OBC cellist: 'Japan and the audiences have changed a lot since 1992'

Musicians from Catalan National Orchestra give their impressions as their five-week Japanese tour picks up steam

 

Image of Puccini's 'Turandot', performed in Tokyo's New National Theater, on July 23, 2019 (by Pau Cortina)
Image of Puccini's 'Turandot', performed in Tokyo's New National Theater, on July 23, 2019 (by Pau Cortina) / ACN

ACN | Barcelona

July 23, 2019 12:43 PM

"Spontaneous" and "enthusiastic" is how two musicians from the Barcelona Symphony and Catalonia National Orchestra (OBC) describe the audiences in Japan, as the Catalan national orchestra gets its summer tour of the Asian country underway.

Cellist Lourdes Duñó and double bassist Apostol Kosev are among the OBC's 92 members who are set to perform 16 concerts in the cities of Tokyo, Otsu, Sapporo, Nagoya and Hiroshima during their five-week visit to Japan.

The orchestra's tour began with providing the music for a new version of the opera Turandot, by La Fura dels Baus director Àlex Ollé. Performing to full houses, the Catalan production is part of the celebrations for the Olympic and Paralympic Games Tokyo 2020.

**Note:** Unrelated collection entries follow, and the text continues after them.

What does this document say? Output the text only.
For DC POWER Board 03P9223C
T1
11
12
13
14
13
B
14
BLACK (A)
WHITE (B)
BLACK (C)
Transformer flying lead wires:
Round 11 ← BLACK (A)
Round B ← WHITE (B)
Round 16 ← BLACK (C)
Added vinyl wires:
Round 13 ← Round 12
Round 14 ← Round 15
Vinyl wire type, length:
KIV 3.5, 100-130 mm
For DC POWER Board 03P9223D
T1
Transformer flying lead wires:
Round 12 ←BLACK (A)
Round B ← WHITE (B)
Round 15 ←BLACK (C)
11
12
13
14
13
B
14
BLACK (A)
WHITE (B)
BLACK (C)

The reason why the national orchestra finds itself on this tour of Japan -one of the longest it has ever done- is because the OBC's musical director is Japanese conductor Kazushi Ono, who conceived the Summer Festival Opera 2019-20 that Turandot is part of.

"You can see that [Ono] is home, he is more relaxed and that helps us to get to know him better. That will be good for the years that are left working with him," Duñó tells the Catalan News Agency about the OBC head.

"Audiences are more enthusiastic"

It is not only the conductor who is different. Duñó was in Japan with the OBC in 1992 and 1995, and she says today's public does not seem so "cold": "They are reacting really well, those who came here before are seeing that people are more enthusiastic," she says.